I am creating a database using php and viewing the tables in html. Within my coding I scripted an "add/insert" function to insert within the table with a submit button. When the submit button is selected it takes me to the error message listed above. I am not sure what I have changed, I ran this code last night (on a different computer) and all worked fine!?! Anyone have any ideas??
Here is the code for my insert scripts for the TABLE, INSERT info, add.html and insert.php
<?php
$con=mysqli_connect("localhost","root","","Franchise_Call_Log");
// Check connection
if (mysqli_connect_errno())
{
echo "Failed to connect to MySQL: " . mysqli_connect_error();
}
// Create table
$sql="CREATE TABLE caller_info(caller_id int(11) unsigned auto_increment primary key not null,
Firstname varchar(35) not null, Lastname varchar(35) not null,
Franchise varchar(25) not null)";
// Execute query
if (mysqli_query($con,$sql))
{
echo "Table caller_info created successfully";
}
else
{
echo "Error creating table: " . mysqli_error($con);
}
?>
<?php
$con=mysqli_connect("localhost","root","","Franchise_Call_Log");
// Check connection
if (mysqli_connect_errno())
{
echo "Failed to connect to MySQL: " . mysqli_connect_error();
}
mysqli_query($con,"INSERT INTO caller_info (Firstname, Lastname, franchise)
VALUES ('Peter', 'Griffin',Minneapolis)");
mysqli_query($con,"INSERT INTO caller_info (Firstname, Lastname, Franchise)
VALUES ('Maggie', 'DeJesus',Virginia)");
mysqli_close($con);
?>
<html>
<body>
<form action="insert.php" method="post">
Firstname: <input type="text" name="firstname">
Lastname: <input type="text" name="lastname">
Franchise: <input type="text" name="franchise">
<input type="submit">
</form>
</body>
</html>
<?php
$con=mysqli_connect("localhost","root","","Franchise_Call_Log");
// Check connection
if (mysqli_connect_errno())
{
echo "Failed to connect to MySQL: " . mysqli_connect_error();
}
$sql="INSERT INTO caller_info (Firstname, Lastname, Franchise)
VALUES
('$_POST[firstname]','$_POST[lastname]','$_POST[franchise]')";
if (!mysqli_query($con,$sql))
{
die('Error: ' . mysqli_error($con));
}
echo "1 record added";
mysqli_close($con);
?>
*UPDATE I was able to fix the issue above by changing the names of my files but now running everything again I am running into this message:
Notice: Undefined index: Firstname in C:\xampp\htdocs\Final Tests\insert.php on line 11
Notice: Undefined index: Lastname in C:\xampp\htdocs\Final Tests\insert.php on line 11
Notice: Undefined index: Franchise in C:\xampp\htdocs\Final Tests\insert.php on line 11 1 record added
Although its just a notice, when selecting the tables the new record is not there.

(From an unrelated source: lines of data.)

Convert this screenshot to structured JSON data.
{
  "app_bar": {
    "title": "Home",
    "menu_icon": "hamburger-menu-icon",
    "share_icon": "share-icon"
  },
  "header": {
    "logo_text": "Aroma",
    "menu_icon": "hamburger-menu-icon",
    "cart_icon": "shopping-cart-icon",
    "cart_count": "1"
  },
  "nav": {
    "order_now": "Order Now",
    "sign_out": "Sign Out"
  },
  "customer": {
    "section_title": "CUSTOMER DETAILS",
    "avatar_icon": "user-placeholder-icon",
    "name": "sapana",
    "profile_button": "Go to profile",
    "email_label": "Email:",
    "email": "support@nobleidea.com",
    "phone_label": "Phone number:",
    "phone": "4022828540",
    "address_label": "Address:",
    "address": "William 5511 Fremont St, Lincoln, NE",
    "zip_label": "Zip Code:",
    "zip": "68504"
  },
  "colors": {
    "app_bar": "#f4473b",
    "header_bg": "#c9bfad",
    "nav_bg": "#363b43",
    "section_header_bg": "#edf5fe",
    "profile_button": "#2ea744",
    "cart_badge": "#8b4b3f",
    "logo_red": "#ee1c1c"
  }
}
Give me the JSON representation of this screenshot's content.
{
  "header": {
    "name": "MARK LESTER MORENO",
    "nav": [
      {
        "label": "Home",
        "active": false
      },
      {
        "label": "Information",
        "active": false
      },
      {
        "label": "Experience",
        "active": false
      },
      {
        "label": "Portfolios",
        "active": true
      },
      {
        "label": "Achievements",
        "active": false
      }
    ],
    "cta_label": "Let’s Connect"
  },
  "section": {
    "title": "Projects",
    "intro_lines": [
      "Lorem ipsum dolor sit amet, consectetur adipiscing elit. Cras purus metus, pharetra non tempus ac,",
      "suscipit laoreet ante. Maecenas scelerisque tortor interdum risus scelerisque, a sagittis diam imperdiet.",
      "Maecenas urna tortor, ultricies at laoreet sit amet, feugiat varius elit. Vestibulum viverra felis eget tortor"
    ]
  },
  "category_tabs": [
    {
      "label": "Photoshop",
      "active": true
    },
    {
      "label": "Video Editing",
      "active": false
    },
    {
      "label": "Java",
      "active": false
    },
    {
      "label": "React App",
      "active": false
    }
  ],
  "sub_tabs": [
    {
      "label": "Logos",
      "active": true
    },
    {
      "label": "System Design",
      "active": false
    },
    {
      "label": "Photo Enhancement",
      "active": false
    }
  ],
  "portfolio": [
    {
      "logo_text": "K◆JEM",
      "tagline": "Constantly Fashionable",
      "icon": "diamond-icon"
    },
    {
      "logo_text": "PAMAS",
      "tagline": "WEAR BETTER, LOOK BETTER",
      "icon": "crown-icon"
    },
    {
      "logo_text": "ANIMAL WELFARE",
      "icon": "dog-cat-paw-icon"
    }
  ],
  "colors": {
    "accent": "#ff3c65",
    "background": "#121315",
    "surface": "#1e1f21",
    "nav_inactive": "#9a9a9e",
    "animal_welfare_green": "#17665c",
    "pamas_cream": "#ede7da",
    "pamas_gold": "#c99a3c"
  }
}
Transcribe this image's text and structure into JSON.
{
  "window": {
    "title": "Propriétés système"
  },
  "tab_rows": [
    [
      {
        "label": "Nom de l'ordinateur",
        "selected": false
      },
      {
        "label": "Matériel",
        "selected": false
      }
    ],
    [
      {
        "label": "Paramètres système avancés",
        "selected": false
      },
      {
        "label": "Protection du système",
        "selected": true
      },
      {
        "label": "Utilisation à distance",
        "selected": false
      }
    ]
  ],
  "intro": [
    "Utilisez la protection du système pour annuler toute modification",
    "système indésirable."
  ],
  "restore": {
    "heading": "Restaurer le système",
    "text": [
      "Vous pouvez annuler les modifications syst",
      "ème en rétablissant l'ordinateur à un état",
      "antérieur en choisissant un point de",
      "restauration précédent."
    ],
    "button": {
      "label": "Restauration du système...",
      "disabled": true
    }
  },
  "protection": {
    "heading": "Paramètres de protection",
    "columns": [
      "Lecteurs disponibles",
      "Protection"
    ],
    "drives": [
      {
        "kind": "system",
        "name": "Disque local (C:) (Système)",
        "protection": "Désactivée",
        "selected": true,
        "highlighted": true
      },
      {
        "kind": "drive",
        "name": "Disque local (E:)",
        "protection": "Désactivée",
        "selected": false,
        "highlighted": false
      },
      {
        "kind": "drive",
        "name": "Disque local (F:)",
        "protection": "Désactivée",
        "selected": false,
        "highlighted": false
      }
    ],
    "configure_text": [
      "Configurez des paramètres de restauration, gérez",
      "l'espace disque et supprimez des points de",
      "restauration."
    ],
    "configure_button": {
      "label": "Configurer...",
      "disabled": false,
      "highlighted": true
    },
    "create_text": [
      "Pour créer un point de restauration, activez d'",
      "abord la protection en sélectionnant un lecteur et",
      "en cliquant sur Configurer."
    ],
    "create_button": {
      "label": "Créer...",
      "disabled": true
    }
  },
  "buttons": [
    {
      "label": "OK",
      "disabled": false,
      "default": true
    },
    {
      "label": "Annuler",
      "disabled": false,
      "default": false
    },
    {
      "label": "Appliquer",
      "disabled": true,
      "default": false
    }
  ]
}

There is a disconnect somewhere that I am not catching. Any thoughts?
You use
$sql="INSERT INTO caller_info (Firstname, Lastname, Franchise)
VALUES
('$_POST[firstname]','$_POST[lastname]','$_POST[franchise]')";
But where you refer to the $_POST values ( ex: $_POST[xyz] ), you are not quoting the xyz name. It should be:
$sql="INSERT INTO caller_info (Firstname, Lastname, Franchise)
VALUES
('{$_POST['firstname']}','{$_POST['lastname']}','{$_POST['franchise']}')";
I've added the {}-brackets around the $_POST['xyz'] so php can correctly identify the variable. Ofcourse you are now subject to SQL-injection ( read more at How can I prevent SQL injection in PHP? )
If your submitting the form to the same page then leave the action field blank:
<form action="" method="post">
Specify name for submit button:
<input type="submit" name="submit">
and insert the value into database if the submit is set(submit is pressed):
if(isset($_POST['submit'])){
$sql="INSERT INTO caller_info (Firstname, Lastname, Franchise)
VALUES('".$_POST['firstname']."','".$_POST['lastname']."',
'".$_POST['franchise']."')";
if (!mysqli_query($con,$sql))
{
die('Error: ' . mysqli_error($con));
}
echo "1 record added";
}